I feel as you do, Tom. Frustrated and impotent because I feel there is nothing I can actually do. And the not being listened to, boy do I get that. No one has ever listened to me and that is hurtful and frustrating and anger-provoking. I can’t imagine why black people are not more angry. Centuries of being downtrodden partly, I suppose. I have seen what it is like to suffer and I am well, well aware of the privilege of my skin although I have never understood it. When I see what this country has become it makes me want to weep. So much potential to be so great and it ends in blood and turmoil. Well it’s not ended of course and there is always hope that someone will emerge who is a great leader who can take us forward out of this terrible time.
I am sorry to hear the depression has hit you hard again. I feel that anger creates an emotional hangover which gives rise to that grey cloud. I am tired today too and I am grateful to find your words here. They remind me the hatred and anger are not the end of the story. I am listening.
The idea of emotional hangovers is so true. But we must plow through to make progress.

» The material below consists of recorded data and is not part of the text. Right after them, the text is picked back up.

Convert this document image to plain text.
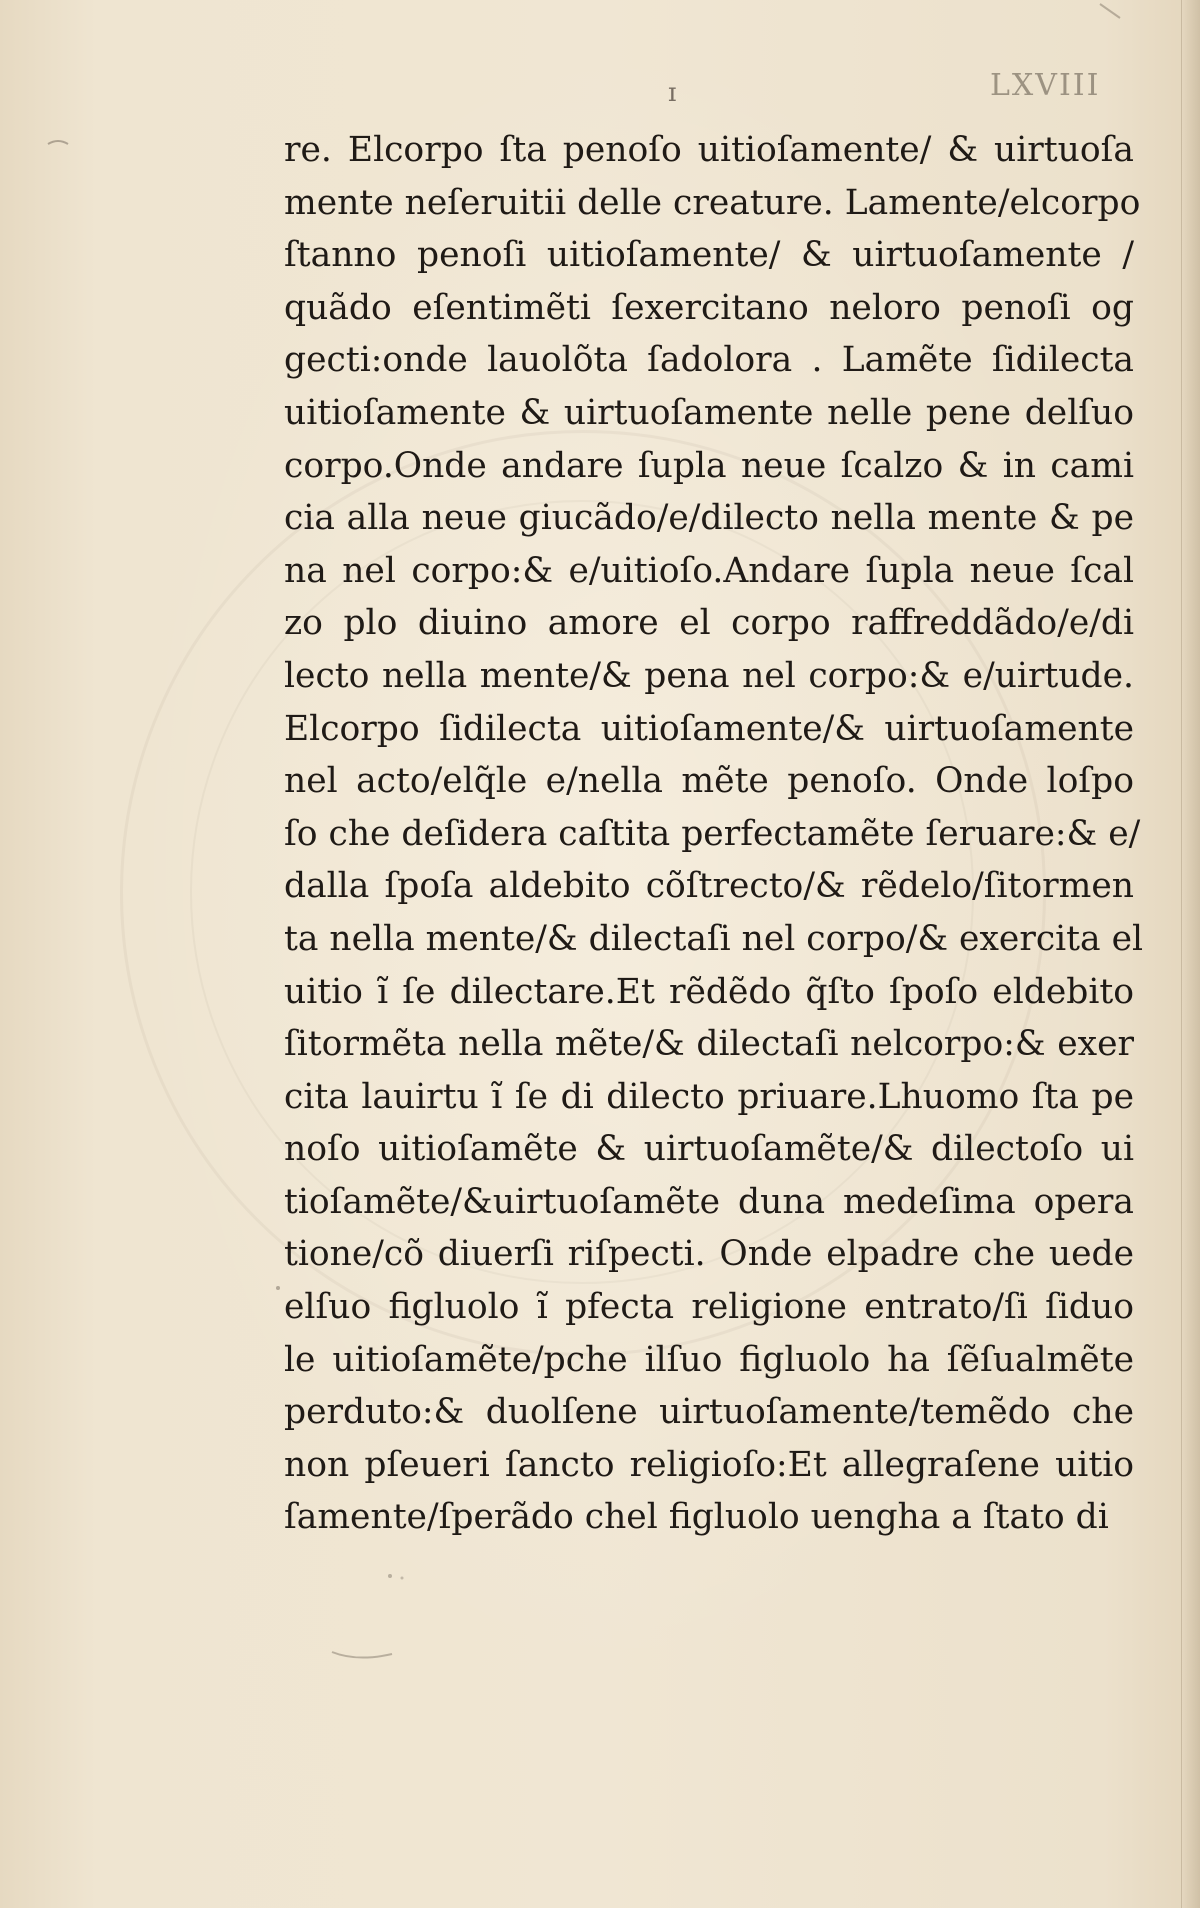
ɪ	LXVIII
re. Elcorpo ſta penoſo uitioſamente/ & uirtuoſa
mente neſeruitii delle creature. Lamente/elcorpo
ſtanno penoſi uitioſamente/ & uirtuoſamente /
quãdo eſentimẽti ſexercitano neloro penoſi og
gecti:onde lauolõta ſadolora . Lamẽte ſidilecta
uitioſamente & uirtuoſamente nelle pene delſuo
corpo.Onde andare ſupla neue ſcalzo & in cami
cia alla neue giucãdo/e/dilecto nella mente & pe
na nel corpo:& e/uitioſo.Andare ſupla neue ſcal
zo plo diuino amore el corpo raffreddãdo/e/di
lecto nella mente/& pena nel corpo:& e/uirtude.
Elcorpo ſidilecta uitioſamente/& uirtuoſamente
nel acto/elq̃le e/nella mẽte penoſo. Onde loſpo
ſo che deſidera caſtita perfectamẽte ſeruare:& e/
dalla ſpoſa aldebito cõſtrecto/& rẽdelo/ſitormen
ta nella mente/& dilectaſi nel corpo/& exercita el
uitio ĩ ſe dilectare.Et rẽdẽdo q̃ſto ſpoſo eldebito
ſitormẽta nella mẽte/& dilectaſi nelcorpo:& exer
cita lauirtu ĩ ſe di dilecto priuare.Lhuomo ſta pe
noſo uitioſamẽte & uirtuoſamẽte/& dilectoſo ui
tioſamẽte/&uirtuoſamẽte duna medeſima opera
tione/cõ diuerſi riſpecti. Onde elpadre che uede
elſuo figluolo ĩ pfecta religione entrato/ſi ſiduo
le uitioſamẽte/pche ilſuo figluolo ha ſẽſualmẽte
perduto:& duolſene uirtuoſamente/temẽdo che
non pſeueri ſancto religioſo:Et allegraſene uitio
ſamente/ſperãdo chel figluolo uengha a ſtato di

Thanks for this. Frustration because of inability to affect is another form of cancer . Talking about it is the only medicine I’m aware of.Stay Strong.
Damn, you are exceptional at expressing yourself.
And again, Why can’t we ALL get along- – –
Thank you. And I have not figured out the answer to that question in sixty four odd years of trying to figure it out.
Thank you Tom, this is so well stated. I grew up Jewish but at times feel pretty waspy myself. There has to be an answer to getting along.